Despite only a 1.7% chance of landing the No. 1-overall pick, the Cleveland Cavaliers won the 2014 NBA Draft lottery.
No NBA franchise has ever had a streak of lottery luck like this.
It’s the third time in four years, and the fourth time in 11 years that Cleveland will have the No. 1 pick. The first of those No. 1 picks, in 2003, was LeBron James — who was considered the best NBA prospect ever before the lottery.
Somehow, the Cavaliers have squandered all of this good luck.
Through bad drafting, impatient trades, and irrational free agent signings, Cleveland mismanaged the LeBron era and screwed up the rebuilding process after he left.
There was a lot of sympathy for the Cavs after LeBron went to Miami in 2010. But in reality, they only have themselves to blame for his departure and the disaster he left behind.
We’ll break this down into two parts: (1) how the Cavs screwed up the LeBron years, and (2) how the Cavs screwed up the post-LeBron years.
1. How the Cavs screwed up the LeBron years
The 2003 NBA Draft was one of the best drafts ever. Winning the lottery in 2003 was a gift from the basketball gods. It should have set the franchise up for the next decade.
The Cavaliers drafted terribly after picking LeBron in 2003. The full list of draft picks:
- Luke Jackson (#10 pick, 2004): Didn’t start a game, averaged 2.7 points per game in 2 seasons.
- Shannon Brown (#25 pick, 2006): Averaged 4.7 points per game in 38 games with the team.
- Daniel Gibson (#42 pick, 2006): A serviceable back-up guard. Averaged 10.4 points per game in 2007-08.
- J.J. Hickson (#19 pick, 2008): Averaged 9.1 points per game in three seasons before leaving for Sacramento.
- Christian Eyenga (#30 pick, 2009): Didn’t play until 2010-11.
- Danny Green (#46 pick, 2009): Played 115 total minutes for Cleveland before getting cut and becoming a key part of the Spurs.
As we have seen with how the Oklahoma City Thunder built its team around Kevin Durant, sometimes the best strategy is to draft a star player, be stingy in free agency, and continue to construct a core group of young players through the draft.
Cleveland didn’t do that.
They drafted poorly, but they also only had one lottery pick Luke Jackson in 2004.
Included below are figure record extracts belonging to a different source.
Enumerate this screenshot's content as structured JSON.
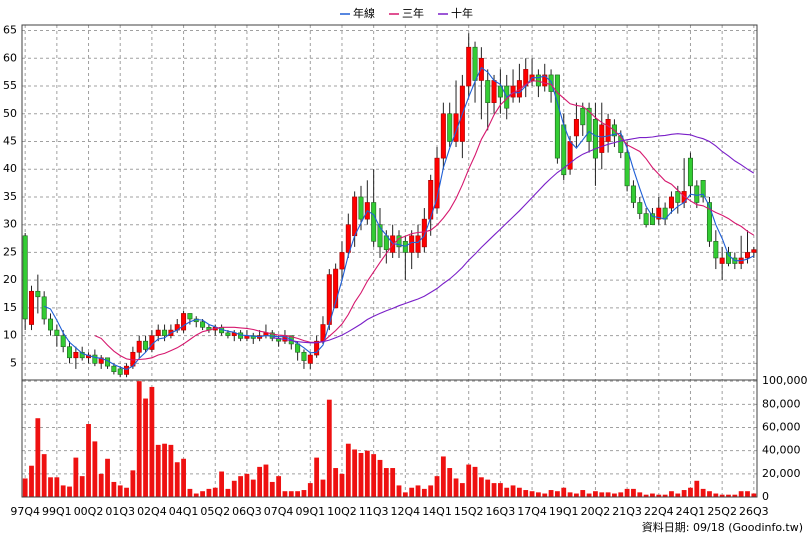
{
  "chart_data": {
    "type": "candlestick",
    "legend": "top",
    "grid": true,
    "up_color": "#ff0000",
    "down_color": "#33cc33",
    "categories": [
      "97Q4",
      null,
      null,
      null,
      null,
      "99Q1",
      null,
      null,
      null,
      null,
      "00Q2",
      null,
      null,
      null,
      null,
      "01Q3",
      null,
      null,
      null,
      null,
      "02Q4",
      null,
      null,
      null,
      null,
      "04Q1",
      null,
      null,
      null,
      null,
      "05Q2",
      null,
      null,
      null,
      null,
      "06Q3",
      null,
      null,
      null,
      null,
      "07Q4",
      null,
      null,
      null,
      null,
      "09Q1",
      null,
      null,
      null,
      null,
      "10Q2",
      null,
      null,
      null,
      null,
      "11Q3",
      null,
      null,
      null,
      null,
      "12Q4",
      null,
      null,
      null,
      null,
      "14Q1",
      null,
      null,
      null,
      null,
      "15Q2",
      null,
      null,
      null,
      null,
      "16Q3",
      null,
      null,
      null,
      null,
      "17Q4",
      null,
      null,
      null,
      null,
      "19Q1",
      null,
      null,
      null,
      null,
      "20Q2",
      null,
      null,
      null,
      null,
      "21Q3",
      null,
      null,
      null,
      null,
      "22Q4",
      null,
      null,
      null,
      null,
      "24Q1",
      null,
      null,
      null,
      null,
      "25Q2",
      null,
      null,
      null,
      null,
      "26Q3"
    ],
    "ohlc": [
      [
        28,
        28.5,
        11,
        13
      ],
      [
        12,
        19,
        11,
        18
      ],
      [
        18,
        21,
        14,
        17
      ],
      [
        17,
        18,
        12,
        13
      ],
      [
        13,
        14,
        10,
        11
      ],
      [
        11,
        12,
        8,
        10
      ],
      [
        10,
        11,
        7,
        8
      ],
      [
        8,
        9,
        5,
        6
      ],
      [
        6,
        8,
        4,
        7
      ],
      [
        7,
        8,
        5.5,
        6
      ],
      [
        6,
        7,
        5,
        6.5
      ],
      [
        6.5,
        7.5,
        4.5,
        5
      ],
      [
        5,
        6.5,
        4,
        6
      ],
      [
        6,
        6,
        4,
        4.5
      ],
      [
        4.5,
        5,
        3,
        3.5
      ],
      [
        4,
        4.5,
        2.5,
        3
      ],
      [
        3,
        5,
        2.5,
        4.5
      ],
      [
        4.5,
        8,
        4,
        7
      ],
      [
        7,
        10,
        6,
        9
      ],
      [
        9,
        10,
        7,
        7.5
      ],
      [
        7.5,
        11,
        7,
        10
      ],
      [
        10,
        12,
        9,
        11
      ],
      [
        11,
        12,
        9,
        10
      ],
      [
        10,
        12,
        9.5,
        11
      ],
      [
        11,
        13,
        10.5,
        12
      ],
      [
        11,
        14.5,
        10.5,
        14
      ],
      [
        14,
        14,
        12,
        13
      ],
      [
        13,
        13.5,
        11.5,
        12.5
      ],
      [
        12.5,
        13,
        11,
        11.5
      ],
      [
        11.5,
        12,
        10.5,
        11
      ],
      [
        11,
        12,
        10,
        11.5
      ],
      [
        11.5,
        12,
        10,
        10.5
      ],
      [
        10.5,
        11,
        9.5,
        10
      ],
      [
        10,
        11,
        9,
        10.5
      ],
      [
        10.5,
        11,
        9,
        9.5
      ],
      [
        9.5,
        11,
        9,
        10
      ],
      [
        10,
        10.5,
        8.5,
        9.5
      ],
      [
        9.5,
        11,
        9,
        10
      ],
      [
        10,
        12,
        9.5,
        10.5
      ],
      [
        10.5,
        11,
        9,
        9.5
      ],
      [
        9.5,
        10,
        8,
        9
      ],
      [
        9,
        11,
        8.5,
        10
      ],
      [
        10,
        10,
        7.5,
        8.5
      ],
      [
        8.5,
        9,
        5.5,
        7
      ],
      [
        7,
        7.5,
        4,
        5.5
      ],
      [
        5,
        7,
        4,
        6.5
      ],
      [
        6.5,
        10,
        6,
        9
      ],
      [
        9,
        13.5,
        8.5,
        12
      ],
      [
        12,
        22,
        11,
        21
      ],
      [
        15,
        23,
        15,
        22
      ],
      [
        22,
        27,
        20,
        25
      ],
      [
        25,
        32,
        24,
        30
      ],
      [
        28,
        36,
        26,
        35
      ],
      [
        35,
        37,
        29,
        31
      ],
      [
        31,
        38,
        30,
        34
      ],
      [
        34,
        40,
        26,
        27
      ],
      [
        30,
        33,
        24,
        26
      ],
      [
        28,
        29,
        23,
        25.5
      ],
      [
        25,
        30,
        24,
        28
      ],
      [
        28,
        29,
        24,
        26
      ],
      [
        27,
        28,
        20,
        25
      ],
      [
        25,
        29,
        22,
        28
      ],
      [
        25,
        30,
        24,
        28
      ],
      [
        26,
        33,
        25,
        31
      ],
      [
        31,
        39,
        28,
        38
      ],
      [
        33,
        44,
        32,
        42
      ],
      [
        42,
        52,
        40,
        50
      ],
      [
        50,
        52,
        44,
        45
      ],
      [
        45,
        56,
        44,
        50
      ],
      [
        45,
        57,
        42,
        55
      ],
      [
        55,
        64.5,
        53,
        62
      ],
      [
        62,
        63,
        52,
        56
      ],
      [
        56,
        62,
        49,
        60
      ],
      [
        56,
        58,
        47,
        52
      ],
      [
        52,
        57,
        50,
        56
      ],
      [
        55,
        58,
        50,
        53
      ],
      [
        55,
        57,
        49,
        51
      ],
      [
        53,
        58,
        52,
        55
      ],
      [
        53,
        59,
        52,
        56
      ],
      [
        55,
        60,
        53,
        58
      ],
      [
        56,
        60,
        55,
        57
      ],
      [
        57,
        58,
        53,
        55
      ],
      [
        55,
        59,
        54,
        57
      ],
      [
        57,
        58,
        52,
        54
      ],
      [
        57,
        57,
        41,
        42
      ],
      [
        48,
        50,
        38,
        39
      ],
      [
        40,
        46,
        39,
        45
      ],
      [
        46,
        52,
        44,
        49
      ],
      [
        51,
        52,
        46,
        48
      ],
      [
        51,
        52,
        43,
        45
      ],
      [
        49,
        52,
        37,
        42
      ],
      [
        43,
        52,
        40,
        48
      ],
      [
        45,
        50,
        43,
        49
      ],
      [
        48,
        49,
        44,
        46
      ],
      [
        46,
        47,
        42,
        43
      ],
      [
        43,
        45,
        36,
        37
      ],
      [
        37,
        38,
        33,
        34
      ],
      [
        34,
        35,
        31,
        32
      ],
      [
        32,
        33,
        29.5,
        30
      ],
      [
        32,
        33,
        30,
        30
      ],
      [
        31,
        35,
        30,
        33
      ],
      [
        33,
        34,
        30,
        31
      ],
      [
        33,
        36,
        32,
        35
      ],
      [
        36,
        37,
        32,
        34
      ],
      [
        34,
        42,
        33,
        36
      ],
      [
        42,
        43,
        35,
        37
      ],
      [
        37,
        38,
        33,
        34
      ],
      [
        38,
        38,
        34,
        35
      ],
      [
        34,
        35,
        26,
        27
      ],
      [
        27,
        29,
        22,
        24
      ],
      [
        23,
        26,
        20,
        24
      ],
      [
        25,
        26,
        22.5,
        23
      ],
      [
        24,
        25,
        22,
        23
      ],
      [
        23,
        28,
        22,
        24
      ],
      [
        24,
        29,
        23,
        25
      ],
      [
        25,
        26,
        24,
        25.5
      ]
    ],
    "series": [
      {
        "name": "年線",
        "color": "#1f5fd6",
        "values": [
          null,
          null,
          null,
          15.3,
          14.8,
          12.8,
          10.5,
          8.8,
          7.8,
          6.8,
          6.4,
          6.1,
          5.9,
          5.5,
          4.8,
          4.3,
          3.9,
          4.5,
          5.9,
          7,
          8.4,
          9.4,
          9.6,
          10.5,
          11,
          11.8,
          12.5,
          12.9,
          12.8,
          12,
          11.6,
          11.1,
          10.8,
          10.6,
          10.1,
          10,
          9.9,
          9.8,
          10,
          9.9,
          9.8,
          9.8,
          9.3,
          8.6,
          7.8,
          6.9,
          7,
          8.3,
          12.1,
          16,
          20,
          24.5,
          28,
          30.3,
          32.5,
          31.8,
          29.5,
          28.1,
          26.6,
          26.4,
          26.1,
          26.8,
          26.8,
          28,
          31.3,
          34.8,
          40.3,
          43.8,
          46.8,
          50,
          53,
          55.8,
          58.3,
          57.5,
          56,
          55.3,
          53,
          53.8,
          53.8,
          55,
          56.5,
          56.5,
          56.8,
          55.8,
          52,
          48,
          45,
          43.8,
          45.3,
          46.8,
          46,
          45.8,
          46,
          46.3,
          46.5,
          43.8,
          40,
          36.5,
          33.3,
          31.5,
          31.3,
          31,
          32.3,
          33.3,
          34,
          35.5,
          35.3,
          35.5,
          33.3,
          30,
          27.5,
          24.5,
          23.5,
          23.5,
          23.8,
          24.4
        ]
      },
      {
        "name": "三年",
        "color": "#d6186e",
        "values": [
          null,
          null,
          null,
          null,
          null,
          null,
          null,
          null,
          null,
          null,
          null,
          10,
          9.5,
          8.3,
          7.2,
          6.4,
          5.8,
          5.6,
          5.7,
          5.8,
          6,
          6.5,
          6.8,
          7.3,
          7.8,
          8.5,
          9.3,
          10.1,
          10.7,
          11,
          11.3,
          11.5,
          11.5,
          11.5,
          11.4,
          11.3,
          11.1,
          10.8,
          10.6,
          10.3,
          10.1,
          10,
          9.8,
          9.5,
          9.1,
          8.8,
          8.8,
          8.9,
          9.9,
          10.9,
          12.1,
          13.8,
          16,
          17.7,
          19.8,
          21.5,
          23.2,
          24.8,
          26.4,
          27.5,
          27.9,
          28.4,
          28.6,
          28.7,
          29,
          29.9,
          31.2,
          32.7,
          34.7,
          37.2,
          40,
          42.5,
          45.4,
          47.4,
          49.8,
          51.6,
          52.7,
          53.8,
          54.3,
          55.3,
          55.9,
          55.9,
          55.5,
          55.3,
          53.8,
          52.8,
          51.8,
          51.5,
          51.3,
          50.4,
          49.3,
          48.4,
          47.8,
          47,
          45.8,
          44.4,
          43.8,
          43.2,
          41.9,
          40.3,
          39.1,
          37.9,
          37.3,
          36.2,
          35.1,
          34.3,
          33.6,
          33.4,
          32.8,
          32.2,
          31.7,
          31.1,
          30.3,
          29.7,
          28.8,
          28.1
        ]
      },
      {
        "name": "十年",
        "color": "#7a1fc8",
        "values": [
          null,
          null,
          null,
          null,
          null,
          null,
          null,
          null,
          null,
          null,
          null,
          null,
          null,
          null,
          null,
          null,
          null,
          null,
          null,
          null,
          null,
          null,
          null,
          null,
          null,
          null,
          null,
          null,
          null,
          null,
          null,
          null,
          null,
          null,
          null,
          null,
          null,
          null,
          null,
          9.6,
          9.5,
          9.3,
          9.1,
          8.9,
          8.8,
          8.7,
          8.7,
          8.9,
          9.2,
          9.6,
          10.1,
          10.7,
          11.4,
          12.1,
          12.9,
          13.5,
          14,
          14.5,
          14.9,
          15.4,
          15.8,
          16.2,
          16.6,
          17.1,
          17.8,
          18.5,
          19.4,
          20.2,
          21.2,
          22.3,
          23.6,
          24.7,
          25.9,
          27,
          28.1,
          29.2,
          30.3,
          31.4,
          32.5,
          33.7,
          34.9,
          36.1,
          37.3,
          38.4,
          39.4,
          40.2,
          41.1,
          42,
          42.7,
          43.2,
          43.7,
          44.1,
          44.5,
          44.8,
          45.1,
          45.3,
          45.5,
          45.7,
          45.7,
          45.8,
          46,
          46.1,
          46.3,
          46.4,
          46.3,
          46.2,
          45.8,
          45.5,
          45,
          44.2,
          43.2,
          42.4,
          41.5,
          40.8,
          40,
          39.3
        ]
      }
    ],
    "ylim": [
      2,
      66
    ],
    "yticks": [
      5,
      10,
      15,
      20,
      25,
      30,
      35,
      40,
      45,
      50,
      55,
      60,
      65
    ],
    "volume": {
      "color": "#ee1111",
      "values": [
        16000,
        27000,
        68000,
        37000,
        17000,
        17000,
        10000,
        9000,
        34000,
        18000,
        63000,
        48000,
        20000,
        33000,
        13000,
        10000,
        8000,
        23000,
        100000,
        85000,
        95000,
        45000,
        46000,
        45000,
        30000,
        33000,
        7000,
        3000,
        5000,
        7000,
        8000,
        22000,
        7000,
        14000,
        18000,
        20000,
        15000,
        26000,
        28000,
        13000,
        18000,
        5000,
        5000,
        5000,
        6000,
        12000,
        34000,
        15000,
        84000,
        25000,
        20000,
        46000,
        41000,
        38000,
        40000,
        37000,
        32000,
        25000,
        25000,
        10000,
        4000,
        8000,
        10000,
        7000,
        10000,
        18000,
        35000,
        25000,
        16000,
        12000,
        28000,
        26000,
        17000,
        15000,
        12000,
        12000,
        8000,
        10000,
        8000,
        6000,
        5000,
        4000,
        3000,
        6000,
        5000,
        8000,
        4000,
        3000,
        6000,
        3000,
        5000,
        4000,
        4000,
        3000,
        4000,
        7000,
        7000,
        4000,
        2000,
        3000,
        2000,
        2000,
        5000,
        3000,
        6000,
        8000,
        14000,
        7000,
        5000,
        3000,
        2000,
        2000,
        2000,
        5000,
        5000,
        3000
      ],
      "ylim": [
        0,
        101000
      ],
      "yticks": [
        0,
        {
          "value": 20000,
          "label": "20,000"
        },
        {
          "value": 40000,
          "label": "40,000"
        },
        {
          "value": 60000,
          "label": "60,000"
        },
        {
          "value": 80000,
          "label": "80,000"
        },
        {
          "value": 100000,
          "label": "100,000"
        }
      ]
    },
    "source_note": "資料日期: 09/18 (Goodinfo.tw)"
  }
}
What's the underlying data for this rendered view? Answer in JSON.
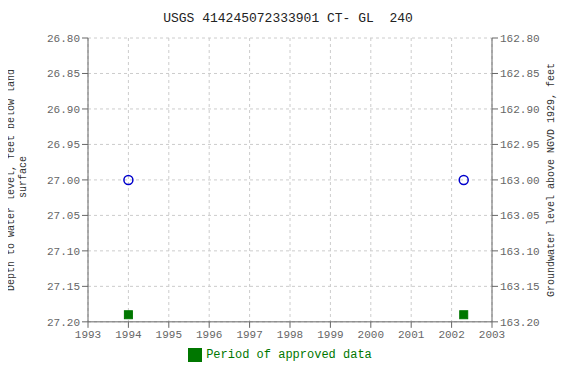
{
  "chart_data": {
    "type": "scatter",
    "title": "USGS 414245072333901 CT- GL  240",
    "ylabel": "Depth to water level, feet below land\n surface",
    "y2label": "Groundwater level above NGVD 1929, feet",
    "xlim": [
      1993,
      2003
    ],
    "xticks": [
      1993,
      1994,
      1995,
      1996,
      1997,
      1998,
      1999,
      2000,
      2001,
      2002,
      2003
    ],
    "ylim": [
      27.2,
      26.8
    ],
    "yticks": [
      {
        "value": 26.8,
        "label": "26.80"
      },
      {
        "value": 26.85,
        "label": "26.85"
      },
      {
        "value": 26.9,
        "label": "26.90"
      },
      {
        "value": 26.95,
        "label": "26.95"
      },
      {
        "value": 27.0,
        "label": "27.00"
      },
      {
        "value": 27.05,
        "label": "27.05"
      },
      {
        "value": 27.1,
        "label": "27.10"
      },
      {
        "value": 27.15,
        "label": "27.15"
      },
      {
        "value": 27.2,
        "label": "27.20"
      }
    ],
    "y2lim": [
      163.2,
      162.8
    ],
    "y2ticks": [
      {
        "value": 163.2,
        "label": "163.20"
      },
      {
        "value": 163.15,
        "label": "163.15"
      },
      {
        "value": 163.1,
        "label": "163.10"
      },
      {
        "value": 163.05,
        "label": "163.05"
      },
      {
        "value": 163.0,
        "label": "163.00"
      },
      {
        "value": 162.95,
        "label": "162.95"
      },
      {
        "value": 162.9,
        "label": "162.90"
      },
      {
        "value": 162.85,
        "label": "162.85"
      },
      {
        "value": 162.8,
        "label": "162.80"
      }
    ],
    "grid": true,
    "legend": "bottom",
    "series": [
      {
        "x": [
          1994.0,
          2002.3
        ],
        "values": [
          27.0,
          27.0
        ],
        "color": "#0000cc",
        "marker": "circle"
      },
      {
        "name": "Period of approved data",
        "x": [
          1994.0,
          2002.3
        ],
        "values": [
          27.19,
          27.19
        ],
        "color": "#007700",
        "marker": "square"
      }
    ]
  }
}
Early in the LeBron era, they tried to win immediately by acquiring veterans through trades and free agency.
Here’s a sampling of the guys they signed/traded for between 2004 and 2009: Kevin Ollie, Ira Newble, Drew Gooden, Eric Snow, Larry Hughes, Damon Jones, Donyell Marshall, Flip Murray, David Wesley, Wally Szczerbiak, Ben Wallace, Delonte West, Joe Smith, Sasha Pavlovic, Mo Williams, Anthony Parker, Shaquille O’Neal, and Antwan Jamison.
That’s not exactly a murderer’s row of acquisitions.
The best player LeBron ever played with in Cleveland was Carlos Boozer — who the team infamously let leave in free agency in 2004 after a “handshake” agreement fell apart. The second-best player was Mo Williams.
LeBron left Cleveland because the team around him was a haphazard collection of old, overpaid veterans that had no long-term future as a cohesive unit.
2. How the Cavs screwed up the post-LeBron years
Cleveland has gotten ridiculously lucky in the lottery since LeBron left. They got the No. 1 picks in 2011 and 2013, and the No. 4 pick in 2011 and 2012.
Whenever you pick in the top five, you expect to get a franchise-altering player. Yet only one of those four picks has worked out for the Cavs.
All the picks:
- Kyrie Irving (#1 pick, 2011)
- Tristan Thompson (#4 pick, 2011)
- Justin Harper (#32 pick, 2011)
- Dion Waiters (#4 pick, 2012)
- Jared Cunningham (#24 pick, 2012)
- Bernard James (#33 pick, 2012)
- Jae Crowder (#34 pick, 2012)
- Anthony Bennett (#1 pick, 2013)
- Sergey Karasev ($19 pick, 2013)
- Allen Crabbe (#31 pick, 2013)
Even though Irving has had trouble staying on the court, he’s a home run pick. The other guys … not so much.
Tristan Thompson is nothing more than an energy guy off the bench. Dion Waiters is a shooter who doesn’t particularly shoot that well, and also got in a much-publicized beef with Irving. Bennett had the worst rookie year of any No. 1 pick ever.
Even the Cavs probably can’t screw up this No. 1 pick. But they’re still a long way from becoming a championship contender, and they’re remarkably devoid of starting-quality players for a team that has been drafting at the top of the lottery for four years.